A more alarming account on environmental and public health effects from harmful chemicals used in hydraulic fracturing appeared in an April 2011 report by the House Committee on Energy and Commerce.  According to the report, 14 companies have used over 780 million gallons of hydraulic fracturing products, containing 750 various chemicals.  Chemicals included harmless substances such as salt and citric acid as well as toxic benzene and lead.  Energy companies used 29 chemicals, including benzene, toluene, ethylbenzene and xylene, which are potential human carcinogens as well as air pollutants, regulated under the Safe Drinking Water Act (SDWA) or Clean Air Act.  The report criticized gas producing companies for not knowing about some of the chemicals they used in hydraulic fracturing.  Various other reports and allegations of pollution are yet to lead to more probing and empirical study of hydraulic fracturing and chemicals used in fluids to prove or disprove their hazardous effects. 
Similar to the Heisenberg uncertainty principle, calculating damage costs from hydraulic fracturing and determining discounting of its future damages, long-run impacts as well as abatement costs remain largely uncertain, owing to a limited study of this relatively novel industry’s alleged harmful impact on the environment and public health.  The existing knowledge on hazards of hydraulic fracturing is often contradictory. 

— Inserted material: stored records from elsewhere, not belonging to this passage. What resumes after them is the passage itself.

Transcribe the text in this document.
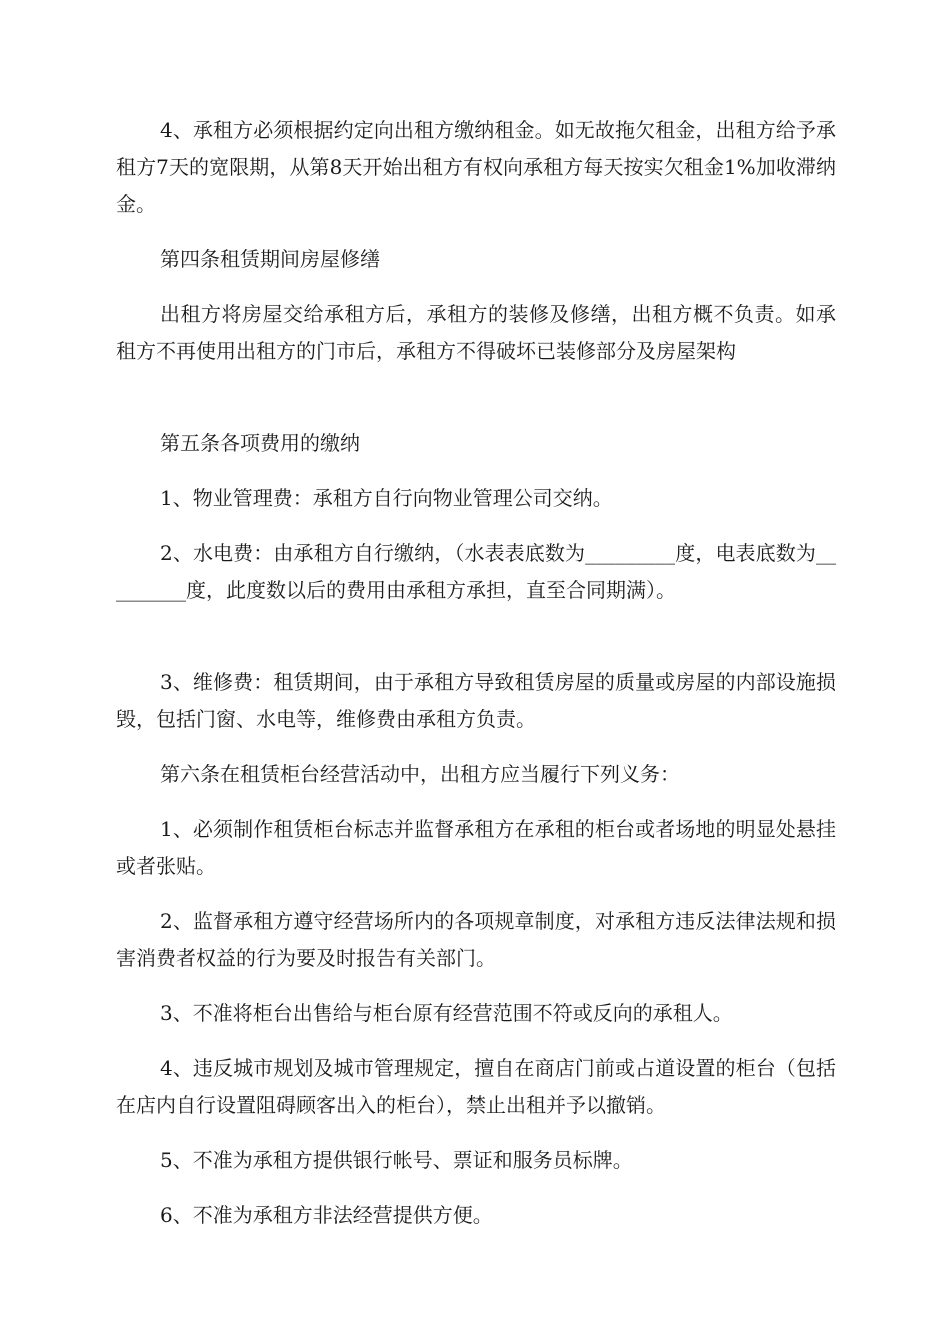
4、承租方必须根据约定向出租方缴纳租金。如无故拖欠租金，出租方给予承租方7天的宽限期，从第8天开始出租方有权向承租方每天按实欠租金1%加收滞纳金。

第四条租赁期间房屋修缮

出租方将房屋交给承租方后，承租方的装修及修缮，出租方概不负责。如承租方不再使用出租方的门市后，承租方不得破坏已装修部分及房屋架构

第五条各项费用的缴纳

1、物业管理费：承租方自行向物业管理公司交纳。

2、水电费：由承租方自行缴纳，（水表表底数为_________度，电表底数为_________度，此度数以后的费用由承租方承担，直至合同期满）。

3、维修费：租赁期间，由于承租方导致租赁房屋的质量或房屋的内部设施损毁，包括门窗、水电等，维修费由承租方负责。

第六条在租赁柜台经营活动中，出租方应当履行下列义务：

1、必须制作租赁柜台标志并监督承租方在承租的柜台或者场地的明显处悬挂或者张贴。

2、监督承租方遵守经营场所内的各项规章制度，对承租方违反法律法规和损害消费者权益的行为要及时报告有关部门。

3、不准将柜台出售给与柜台原有经营范围不符或反向的承租人。

4、违反城市规划及城市管理规定，擅自在商店门前或占道设置的柜台（包括在店内自行设置阻碍顾客出入的柜台），禁止出租并予以撤销。

5、不准为承租方提供银行帐号、票证和服务员标牌。

6、不准为承租方非法经营提供方便。
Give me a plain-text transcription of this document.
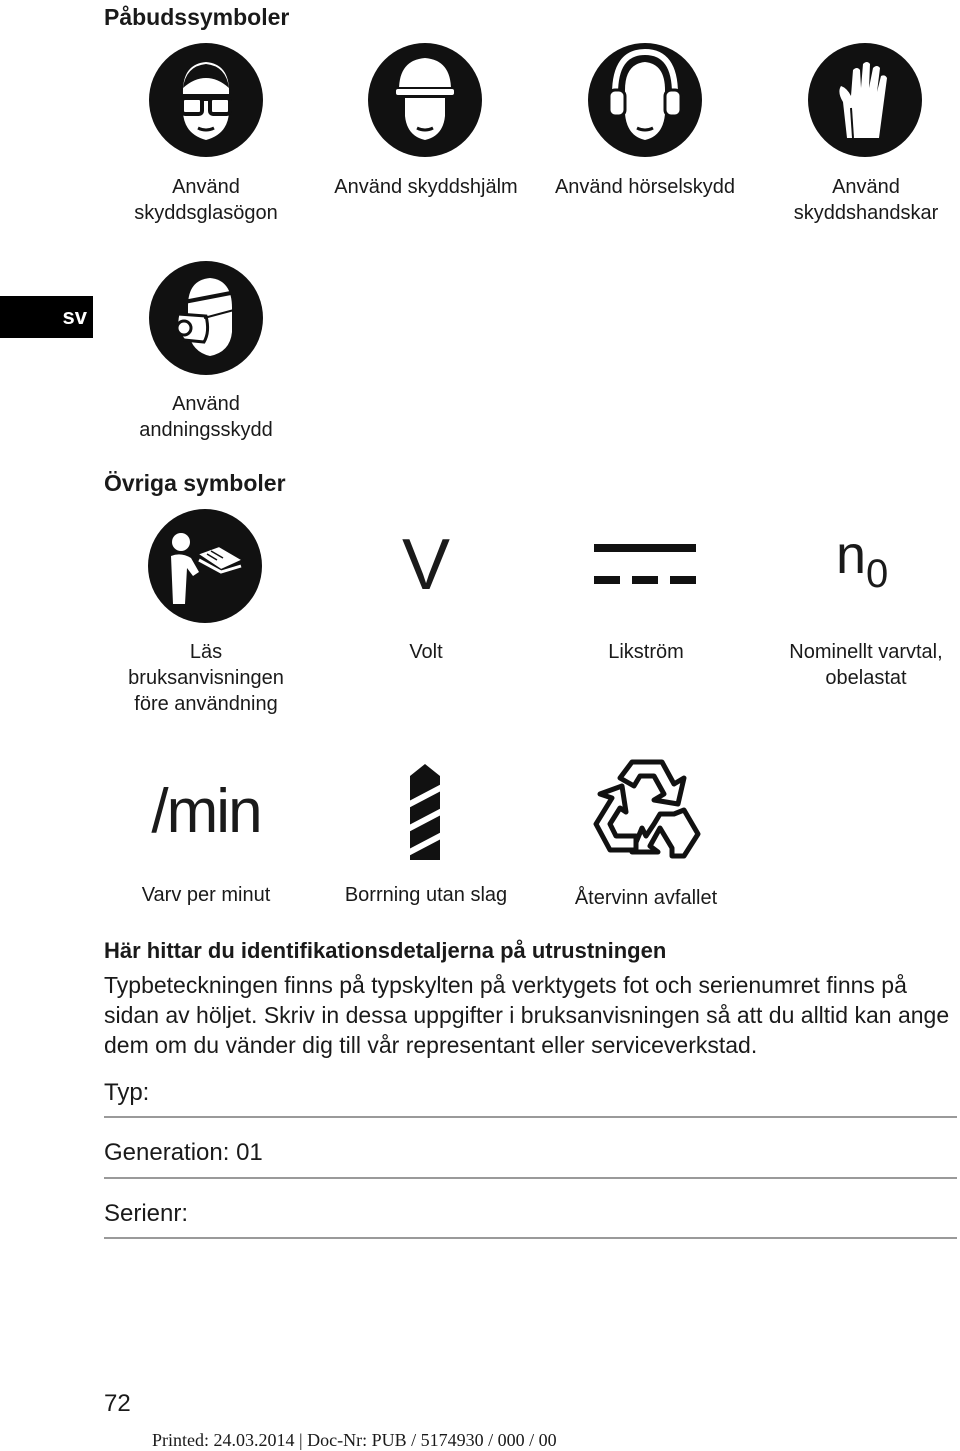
sv
Påbudssymboler
Använd
skyddsglasögon
Använd skyddshjälm	Använd hörselskydd	Använd
skyddshandskar
Använd
andningsskydd
Övriga symboler
Läs
bruksanvisningen
före användning
V
Volt	Likström
$n_0$
Nominellt varvtal,
obelastat
/min
Varv per minut	Borrning utan slag	Återvinn avfallet
Här hittar du identifikationsdetaljerna på utrustningen
Typbeteckningen finns på typskylten på verktygets fot och serienumret finns på sidan av höljet. Skriv in dessa uppgifter i bruksanvisningen så att du alltid kan ange dem om du vänder dig till vår representant eller serviceverkstad.
Typ:
Generation: 01
Serienr:
72
Printed: 24.03.2014 | Doc-Nr: PUB / 5174930 / 000 / 00
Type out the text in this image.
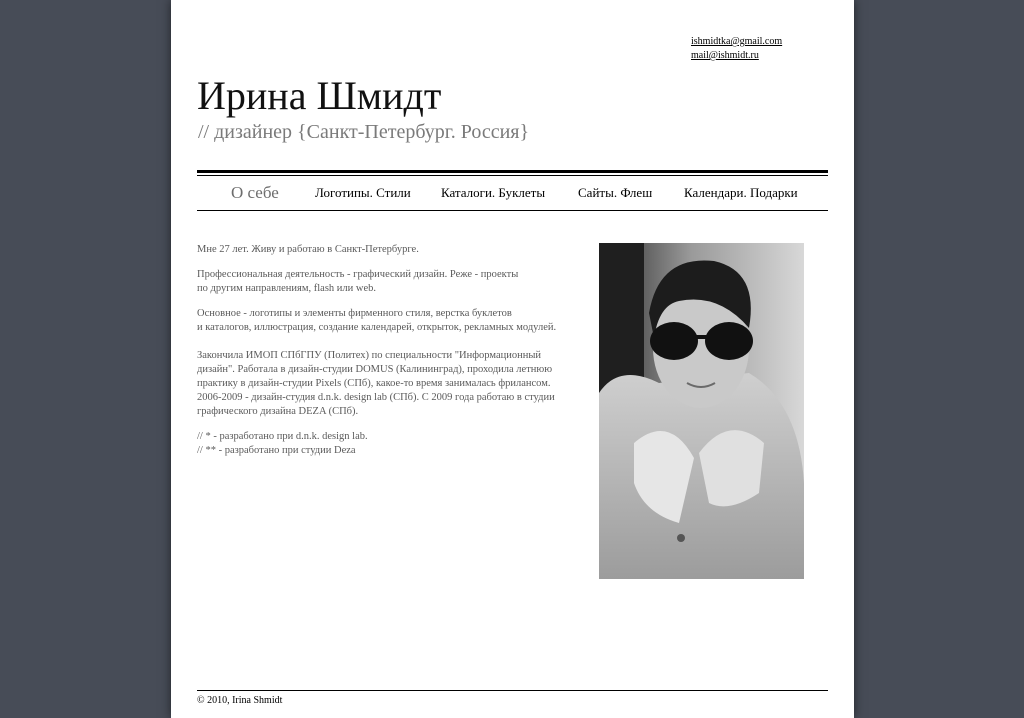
ishmidtka@gmail.com
mail@ishmidt.ru
Ирина Шмидт
// дизайнер {Санкт-Петербург. Россия}
О себе	Логотипы. Стили Каталоги. Буклеты	Сайты. Флеш Календари. Подарки

Мне 27 лет. Живу и работаю в Санкт-Петербурге.

Профессиональная деятельность - графический дизайн. Реже - проекты
по другим направлениям, flash или web.

Основное - логотипы и элементы фирменного стиля, верстка буклетов
и каталогов, иллюстрация, создание календарей, открыток, рекламных модулей.

Закончила ИМОП СПбГПУ (Политех) по специальности "Информационный
дизайн". Работала в дизайн-студии DOMUS (Калининград), проходила летнюю
практику в дизайн-студии Pixels (СПб), какое-то время занималась фрилансом.
2006-2009 - дизайн-студия d.n.k. design lab (СПб). С 2009 года работаю в студии
графического дизайна DEZA (СПб).

// * - разработано при d.n.k. design lab.

// ** - разработано при студии Deza

© 2010, Irina Shmidt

At the moment, the field of shale gas and oil seems to suffer from a similar problem of incompleteness and uncertainty, as was the case surrounding the hazards of the tetraethyl lead in the 1920s.  The 1926 review and discounting of hazards of tetraethyl lead by the US Surgeon General resulted in a ruling that allowed continued sale of leaded gasoline, based on its finding that there were “no good grounds for prohibiting” it.  As the case with tetraethyl lead, it may require time, trial and error before the shale gas and oil industry is well understood and regulated.  The first step towards it would be public disclosure of measuring the volume and composition of what goes in and comes out of the ground and what happens to the flow-back water, as recommended by the Secretary of Energy’s Subcommittee on Shale Gas at the Senate hearing.